Muito obrigado, Pedro, pelas suas amáveis palavras. O meu sentido apreço também a esta plateia que não se deixou atemorizar pelo Inverno de Lisboa e compareceu num evento desta importância. Se bem que, sendo eu de Boston, posso afirmar que qualquer Inverno onde ainda se pode jogar golfe não é propriamente Inverno!
Um agradecimento muito especial à Presidência da República por patrocinar este evento único. Especificamente ao Presidente Marcelo Rebelo de Sousa por lançar a ideia e ao Embaixador José Augusto Duarte e Isabel Pestana por nos ajudarem a organizá-lo. O meu reconhecimento também à Fundação Luso Americana para o Desenvolvimento (FLAD) por ser nosso parceiro.

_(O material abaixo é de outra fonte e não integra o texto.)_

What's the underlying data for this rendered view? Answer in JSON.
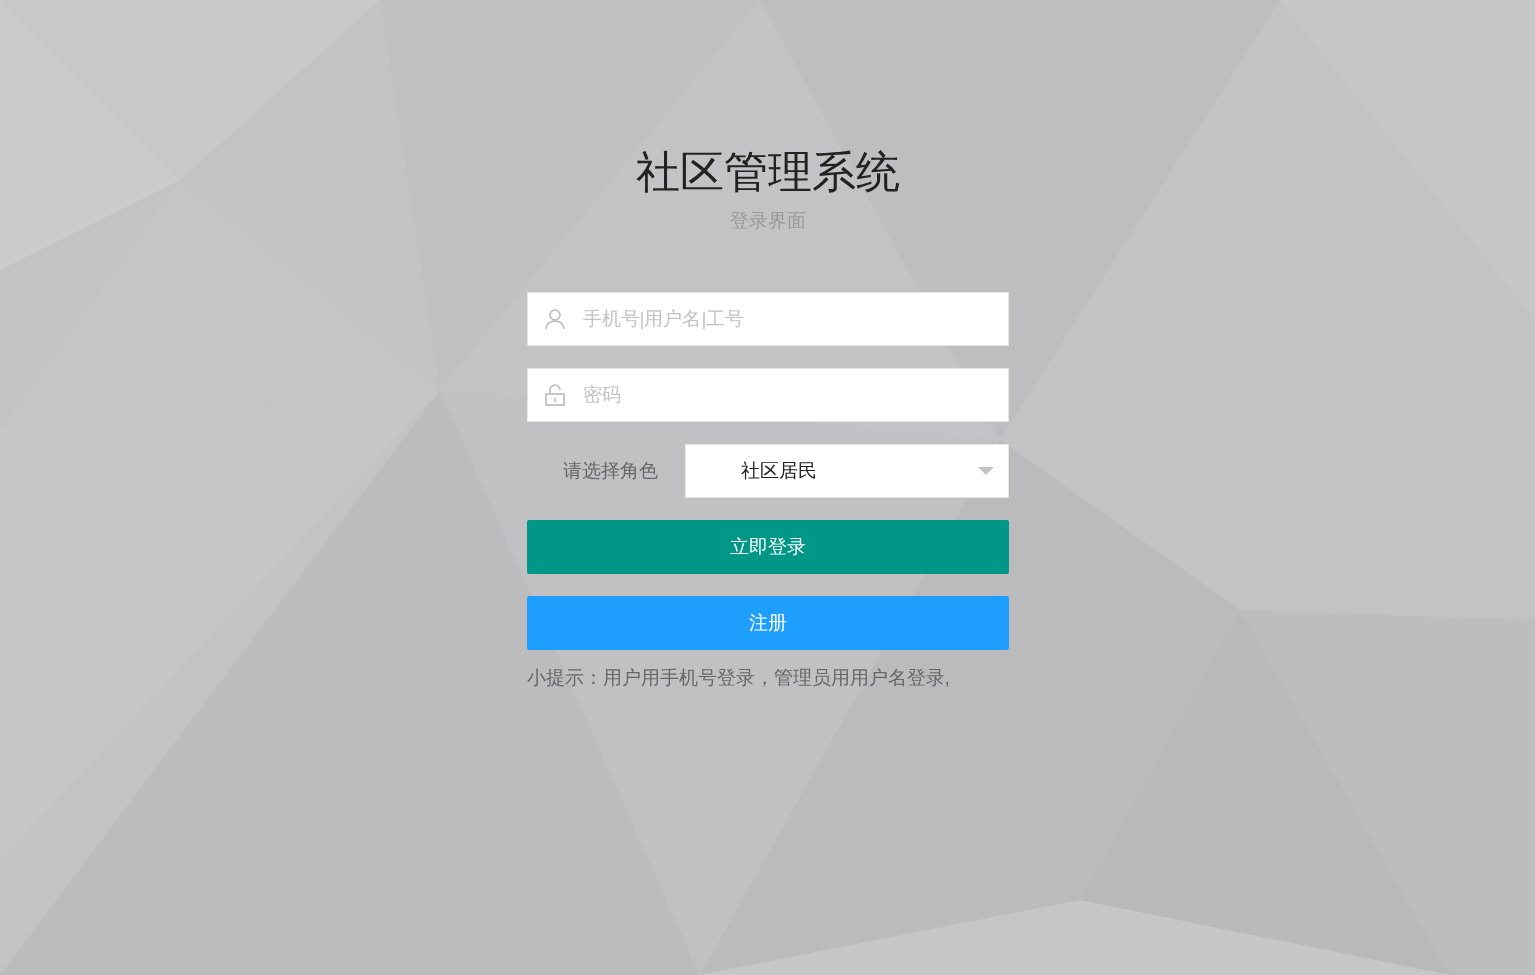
{
  "title": "社区管理系统",
  "subtitle": "登录界面",
  "fields": [
    {
      "kind": "user",
      "placeholder": "手机号|用户名|工号"
    },
    {
      "kind": "password",
      "placeholder": "密码"
    }
  ],
  "role": {
    "label": "请选择角色",
    "value": "社区居民"
  },
  "buttons": [
    {
      "kind": "primary",
      "label": "立即登录"
    },
    {
      "kind": "secondary",
      "label": "注册"
    }
  ],
  "hint": "小提示：用户用手机号登录，管理员用用户名登录,"
}
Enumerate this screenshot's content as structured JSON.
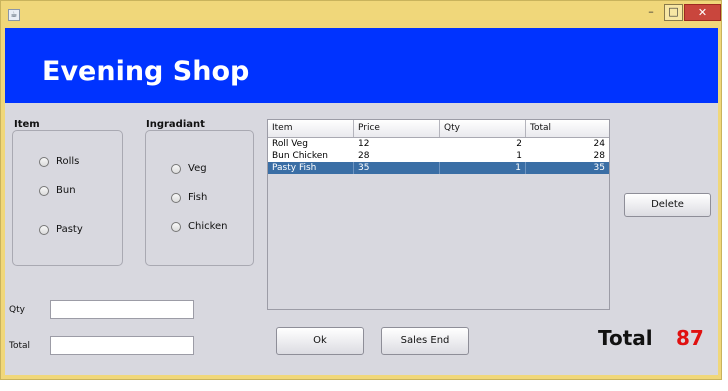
{
  "window": {
    "controls": {
      "minimize": "–",
      "maximize": "□",
      "close": "✕"
    }
  },
  "header": {
    "title": "Evening Shop"
  },
  "item_group": {
    "label": "Item",
    "options": [
      "Rolls",
      "Bun",
      "Pasty"
    ]
  },
  "ingredient_group": {
    "label": "Ingradiant",
    "options": [
      "Veg",
      "Fish",
      "Chicken"
    ]
  },
  "table": {
    "columns": [
      "Item",
      "Price",
      "Qty",
      "Total"
    ],
    "rows": [
      {
        "item": "Roll Veg",
        "price": "12",
        "qty": "2",
        "total": "24",
        "selected": false
      },
      {
        "item": "Bun Chicken",
        "price": "28",
        "qty": "1",
        "total": "28",
        "selected": false
      },
      {
        "item": "Pasty Fish",
        "price": "35",
        "qty": "1",
        "total": "35",
        "selected": true
      }
    ]
  },
  "form": {
    "qty_label": "Qty",
    "qty_value": "",
    "total_label": "Total",
    "total_value": ""
  },
  "buttons": {
    "delete": "Delete",
    "ok": "Ok",
    "sales_end": "Sales End"
  },
  "summary": {
    "total_label": "Total",
    "total_value": "87"
  },
  "colors": {
    "header_bg": "#0033ff",
    "selection": "#3a6ea5",
    "total_value": "#e01010"
  }
}
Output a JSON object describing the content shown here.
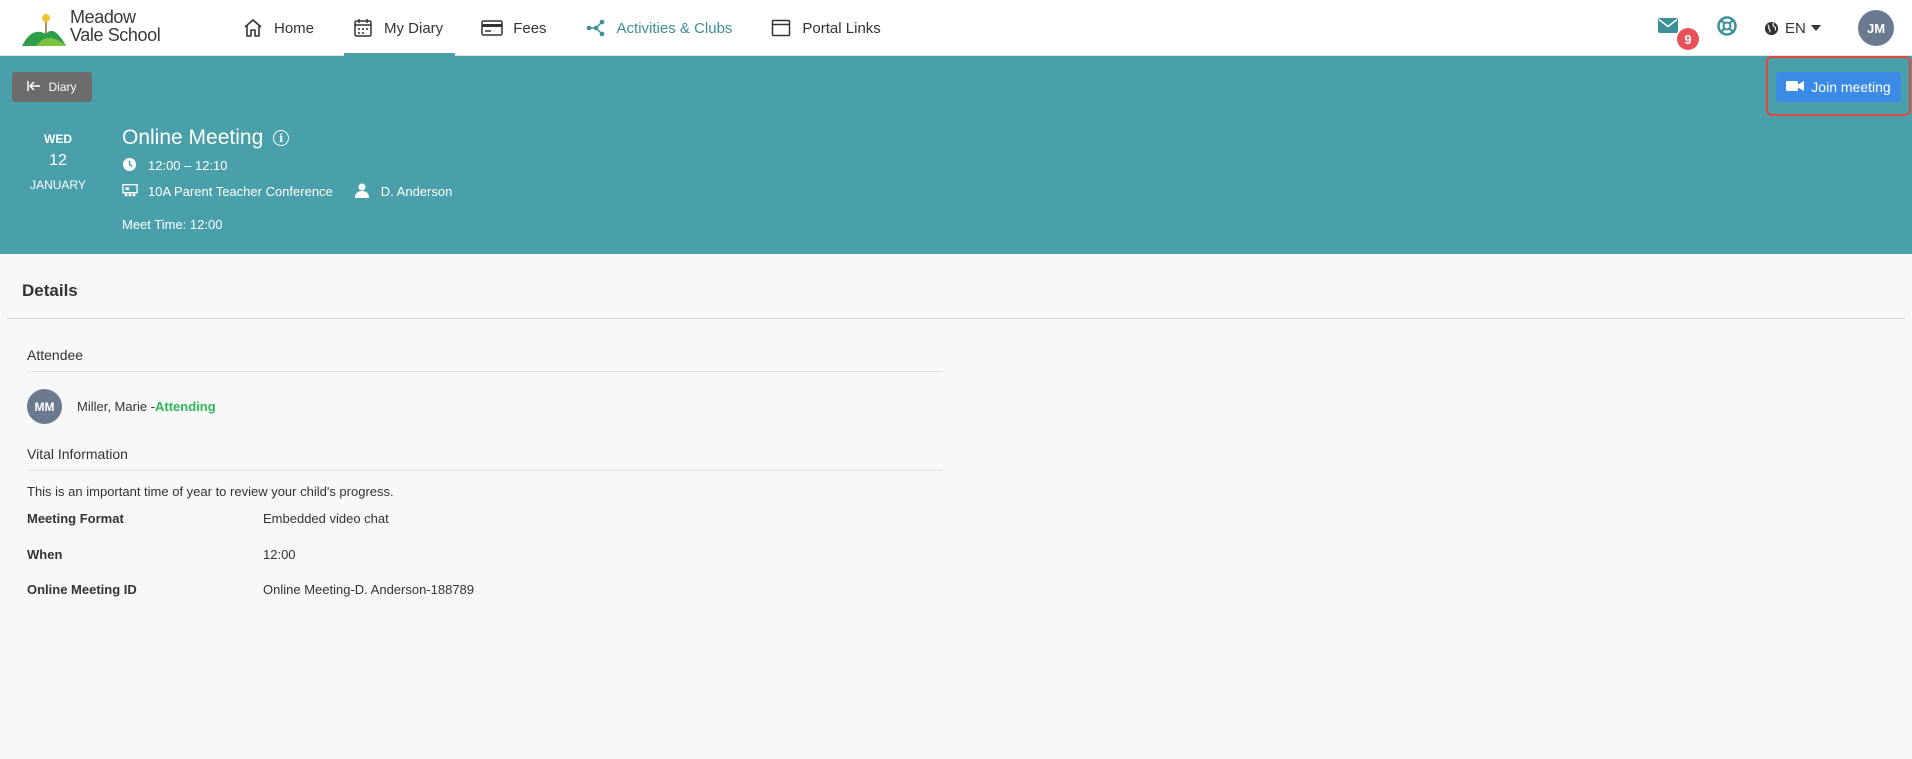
{
  "app": {
    "logo_line1": "Meadow",
    "logo_line2": "Vale School"
  },
  "nav": {
    "items": [
      {
        "label": "Home",
        "icon": "home-icon"
      },
      {
        "label": "My Diary",
        "icon": "calendar-icon"
      },
      {
        "label": "Fees",
        "icon": "card-icon"
      },
      {
        "label": "Activities & Clubs",
        "icon": "network-icon"
      },
      {
        "label": "Portal Links",
        "icon": "window-icon"
      }
    ],
    "active": "My Diary"
  },
  "header_right": {
    "mail_count": "9",
    "language": "EN",
    "user_initials": "JM"
  },
  "event": {
    "back_label": "Diary",
    "join_label": "Join meeting",
    "date_dow": "WED",
    "date_day": "12",
    "date_month": "JANUARY",
    "title": "Online Meeting",
    "time": "12:00 – 12:10",
    "venue": "10A Parent Teacher Conference",
    "teacher": "D. Anderson",
    "meet_time": "Meet Time: 12:00"
  },
  "details": {
    "title": "Details",
    "attendee_section": "Attendee",
    "attendee_initials": "MM",
    "attendee_name": "Miller, Marie - ",
    "attendee_status": "Attending",
    "vital_section": "Vital Information",
    "vital_text": "This is an important time of year to review your child's progress.",
    "rows": [
      {
        "key": "Meeting Format",
        "value": "Embedded video chat"
      },
      {
        "key": "When",
        "value": "12:00"
      },
      {
        "key": "Online Meeting ID",
        "value": "Online Meeting-D. Anderson-188789"
      }
    ]
  },
  "colors": {
    "teal": "#4aa0aa",
    "join_blue": "#3b8ae6",
    "badge_red": "#e8505b",
    "attending_green": "#2eb85c",
    "highlight_red": "#e3463c"
  }
}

E ao nosso anfitrião, o Instituto Superior de Ciências Sociais e Políticas da Universidade de Lisboa. O Instituto continua a dar um importante contributo para o diálogo nacional e internacional sobre questões de segurança e contamos com esse contributo na defesa dos interesses da comunidade transatlântica.
É a segunda vez que me é dada a honra de aqui falar. A primeira vez foi em Dezembro, para falar da NATO, numa das aulas abertas do Professor Heitor Romana. Apercebi-me na altura que o Instituto reúne não só grandes pensadores estratégicos, mas também indivíduos que não hesitam em afrontar presunções e fazer perguntas difíceis. Não espero outra coisa hoje.
Se me permitem, vou começar a minha intervenção admitindo que há um elefante na sala – o assunto que não temos como evitar. Isso seria, claro, o aumento do populismo na costa ocidental E oriental do Atlântico.
Primeiro foi o Brexit. Depois foram as eleições presidenciais norte-americanas de 8 de Novembro e no passado fim-de-semana o referendo em Itália. E agora ficamos a aguardar para ver se esta onda de contestação vai envolver as próximas eleições europeias, particularmente em França e na Alemanha.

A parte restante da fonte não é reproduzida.